Bunu aştığımız zaman da önümüzde çok ciddi fırsat alanı oluşacak. Bu sürecin sonucunda hem ekonomisi hem de demokrasisi daha güçlenecek. Artık demokrasi üzerine başka vesayet riski kalmayacak. Bu açıdan süreci önemsiyoruz. Şu anda da dikkat ederseniz daha düne kadar Türkiye’ye övgüler yağdıran bazı yapılar, çok fazla ekonomik dengelerde bir şey değişmemiş olmasına rağmen farklı şeyler söylüyorlar. Türkiye’nin güçlenmesi bu bölgede sadece ekonomik olarak güçlenmedi, siyaseten de ağırlığı olduğu için ekonomik güçlenmesi sonuç verdi. Bu olaya şöyle de bakabiliriz; çok şiddetli deprem oldu, artçı sarsıntılar geldi çok şükür kimse binamızı yıkamadı. Kimse enkazın altında kalmadı. Duvarlardaki hafif çatlaklar kolayca sıvanabilir. Bugünlerde yaşananlar depremin artçı sarsıntılarıdır. Her sarsıntı bir öncekine göre daha az şiddetli olup, bir süre sonra rutine döner. Geleceğe yönelik yatırım planlarını kimsenin askıya almasına gerek yok. Bu süreç kısa sürede aşılacak. 30 Mart’ta millet nihai kararı sandıkta ortaya koyacak, biz tereddüt taşımıyoruz. Kamuoyu yoklamaları partimizin gücünü koruduğu yönünde, bunun tersini düşünenlerin beklentisi ortadan kalktı. Ekonomik istikrar önemlidir, siyasi istikrar da önemlidir. Ama demokratik istikrar ne olursa olsun, sorunları demokrasi içinde çözeceğiz anlayışı tamamen oturacaktır diye düşünüyorum. Bunun için yaşanan olayları, Türkiye’nin büyük tarihi birikimi içinde küçük olaylar olarak görüyoruz. Bu süreç sonunda Türkiye’nin kazanımının büyük olacağını düşünüyorum, biz yarına, geleceğe bakmak zorundayız.

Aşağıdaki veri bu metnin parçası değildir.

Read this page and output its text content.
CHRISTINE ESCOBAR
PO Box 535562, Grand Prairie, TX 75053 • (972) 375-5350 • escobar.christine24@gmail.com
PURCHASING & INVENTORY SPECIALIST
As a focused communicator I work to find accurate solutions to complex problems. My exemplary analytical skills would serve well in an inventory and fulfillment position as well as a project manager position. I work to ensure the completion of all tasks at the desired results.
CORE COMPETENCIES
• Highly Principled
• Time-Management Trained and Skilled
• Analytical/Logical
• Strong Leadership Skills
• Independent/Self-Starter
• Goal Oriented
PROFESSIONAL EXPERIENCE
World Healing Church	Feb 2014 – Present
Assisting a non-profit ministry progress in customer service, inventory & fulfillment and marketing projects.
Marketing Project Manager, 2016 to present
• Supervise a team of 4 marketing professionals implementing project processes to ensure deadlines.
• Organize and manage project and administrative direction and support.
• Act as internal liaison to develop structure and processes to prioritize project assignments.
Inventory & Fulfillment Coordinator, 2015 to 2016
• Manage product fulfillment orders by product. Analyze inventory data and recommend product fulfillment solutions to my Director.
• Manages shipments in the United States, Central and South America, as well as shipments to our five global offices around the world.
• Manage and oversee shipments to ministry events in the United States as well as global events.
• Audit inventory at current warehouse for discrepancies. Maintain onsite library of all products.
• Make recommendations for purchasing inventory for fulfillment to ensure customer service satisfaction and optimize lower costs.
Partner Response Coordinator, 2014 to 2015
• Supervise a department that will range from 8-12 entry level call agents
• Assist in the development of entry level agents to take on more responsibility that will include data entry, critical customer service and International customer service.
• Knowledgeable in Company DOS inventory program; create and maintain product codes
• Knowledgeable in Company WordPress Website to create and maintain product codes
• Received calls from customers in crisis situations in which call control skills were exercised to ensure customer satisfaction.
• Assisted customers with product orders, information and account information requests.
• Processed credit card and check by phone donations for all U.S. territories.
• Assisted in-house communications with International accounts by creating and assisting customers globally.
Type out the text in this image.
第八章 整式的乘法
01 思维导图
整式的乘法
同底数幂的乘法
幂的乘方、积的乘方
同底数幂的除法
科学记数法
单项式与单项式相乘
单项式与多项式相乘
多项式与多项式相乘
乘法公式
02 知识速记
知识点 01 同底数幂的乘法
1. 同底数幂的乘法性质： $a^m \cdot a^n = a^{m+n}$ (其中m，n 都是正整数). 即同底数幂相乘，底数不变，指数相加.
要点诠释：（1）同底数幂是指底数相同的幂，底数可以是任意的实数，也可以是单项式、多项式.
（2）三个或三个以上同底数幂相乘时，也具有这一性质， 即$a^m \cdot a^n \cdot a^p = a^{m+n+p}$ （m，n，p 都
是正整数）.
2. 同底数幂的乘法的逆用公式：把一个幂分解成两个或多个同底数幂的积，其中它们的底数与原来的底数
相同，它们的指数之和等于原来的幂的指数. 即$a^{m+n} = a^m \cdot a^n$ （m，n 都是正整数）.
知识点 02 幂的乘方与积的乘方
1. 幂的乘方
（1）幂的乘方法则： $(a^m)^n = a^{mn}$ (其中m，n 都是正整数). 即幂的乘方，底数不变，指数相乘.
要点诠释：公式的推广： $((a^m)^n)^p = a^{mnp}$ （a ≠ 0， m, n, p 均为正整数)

Reel sektöre moral cümleleri
Ferit B.Parlak
[email protected]
- Siyasetteki çalkantılara ve siyasetçilerin ağzından çıkan sözlere göre şekillenen ekonomik yapıya alışkın bir jenerasyonuz.
- Eskiye kıyasla, parametreleri ve uygulamaları ile çok daha farklı bir dönemden geçiyoruz ancak yine aynı şeyi, yani morali arıyoruz.
- Yatırımcının, üreticinin, ihracatçının gözünden/söyleminden de bunu anlıyoruz.
Bilim Sanayi ve Teknoloji Bakanı Fikri Işık’ın, “Sanayicimiz moralini bozmasın, kur ve faiz hareketliliği geçici”, “Deprem bitti artçı sarsıntılar var, bunların etkisi de yakında sıfırlanır”, “Yüksek teknoloji ile üretime geçiş için daha fazla teşvik vermek istiyoruz”, “Ara malının yerli üretimi konusunda özel bir çalışma yapıyoruz” şeklindeki cümlelerini ise reel sektör temsilcilerimizin aradığı ‘moral cümleleri’ olarak ön plana çıkarıyoruz.